What should someone landing in Dakar for the first time do and see? In the Baaba Maal guidebook, that’s the wrong way to approach Senegal’s capital. “So many of my friends who come to visit say there’s too many things to do! You must let things come to you; it’s a very alive city, people are very friendly, they like to shake hands, to talk to people, to see where you are coming from, what you want to do, and in what way they can help if you need help… and if you fancy buying something, so they can sell you things!”
“Western musicians know less about what we have and what we’re bringing to them. This is why we are more prepared.” – Baaba Maal
Neighbouring Guinea has its fair share of talent too, he says, though a military coup d’etat in December 2008 complicates matters. “I met a lot of very talented groups who organise themselves very well in the capital, Conakry. But because of all the struggle and political events happening there they don’t know what to do. They travel a lot; they go to play in Mali, they do their own recordings. But they need support to make people know about them.”

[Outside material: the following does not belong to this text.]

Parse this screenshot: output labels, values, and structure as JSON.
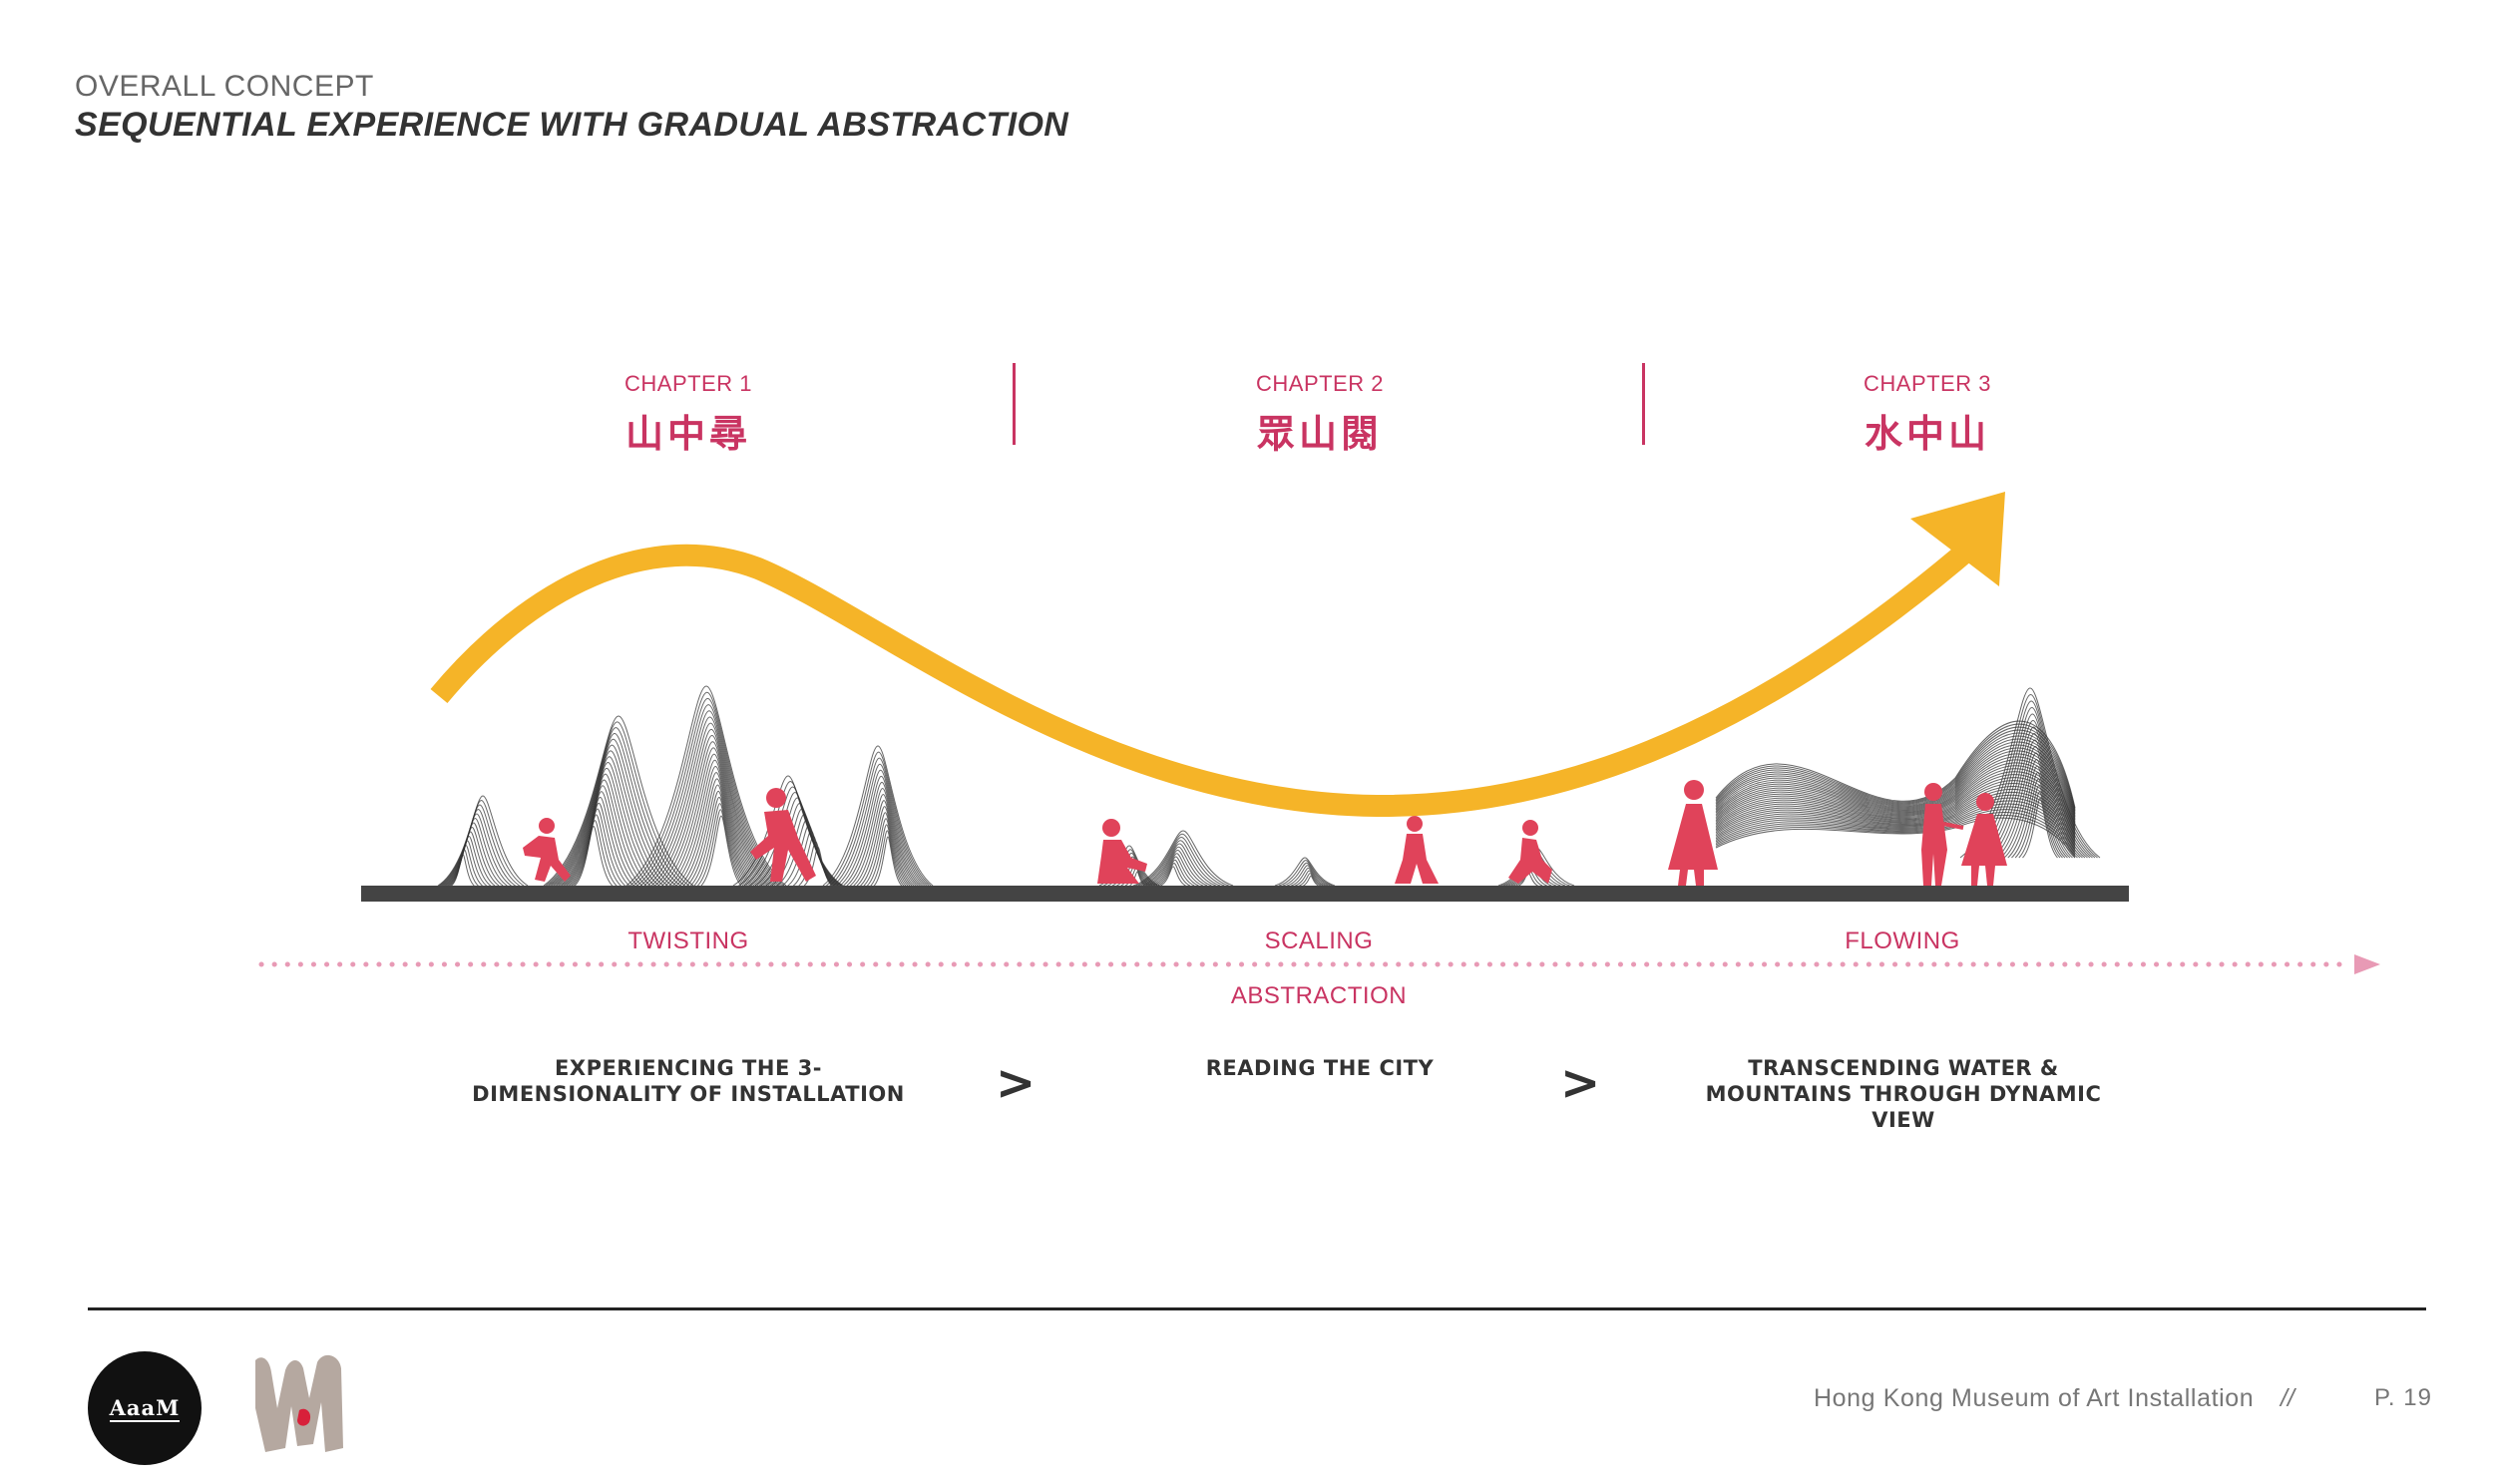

He intends to use his appearance at Ornette Coleman‘s Meltdown, his third official gig in London this year, to present some of those young musicians. “It’s always an opportunity to bring two or three young people to collaborate with,” he says. As at his recent Island Records birthday gig at the Shepherd’s Bush Empire, at which he was joined on stage by the not quite so young U2, the Meltdown show will feature his band Daande Lenol and the Brazilian Girls.
The show will, he says, focus on Television, an album named after a medium he believes has the power to help change Africa’s situation. “Television is still quite new,” he says. “When you come to Dakar, or Bamako, and there’s a programme on late at night after people have finished their food, people, even small children, boys and girls playing outside, run in and sit down and are quiet, and everyone is focused on the TV.” The TV has replaced the tree in the middle of the village as a focal point. “The TV is on, and people are commenting on what’s going on, and I think if we use that to change things, to bring new ideas, to make people be able to exchange ideas in a positive way, things can change.”
In Senegal the internet’s not yet making as much difference as it is mainly still used by “people who have been to school who get the chance to be connected to the rest of the world, knowing what’s going on,” he says. “The others, they would like to, but you need to fight against poverty and to give people education to have access to it. Most of the keys on the keyboards are in French and English and people can’t use them; people speak in African languages. So television’s more accessible.”
Maal believes things can change for the better in Africa, and music can help. “The people living in the small villages, it’s only culture that can reach these people because they’re really close to the music and the musicians. And musicians can make them dream. They can want to be like Salif, or Angelique (Kidjo), and want to travel and see the world, to succeed.”
Maybe they want to be like Baaba too. As they dream they’ll know that, in Maal, they have a helping hand to guide them.
Baaba Maal’s Television is out now through Palm. Baaba Maal plays Ornette Coleman’s Meltdown at London’s Royal Festival Hall on 15 June 2009.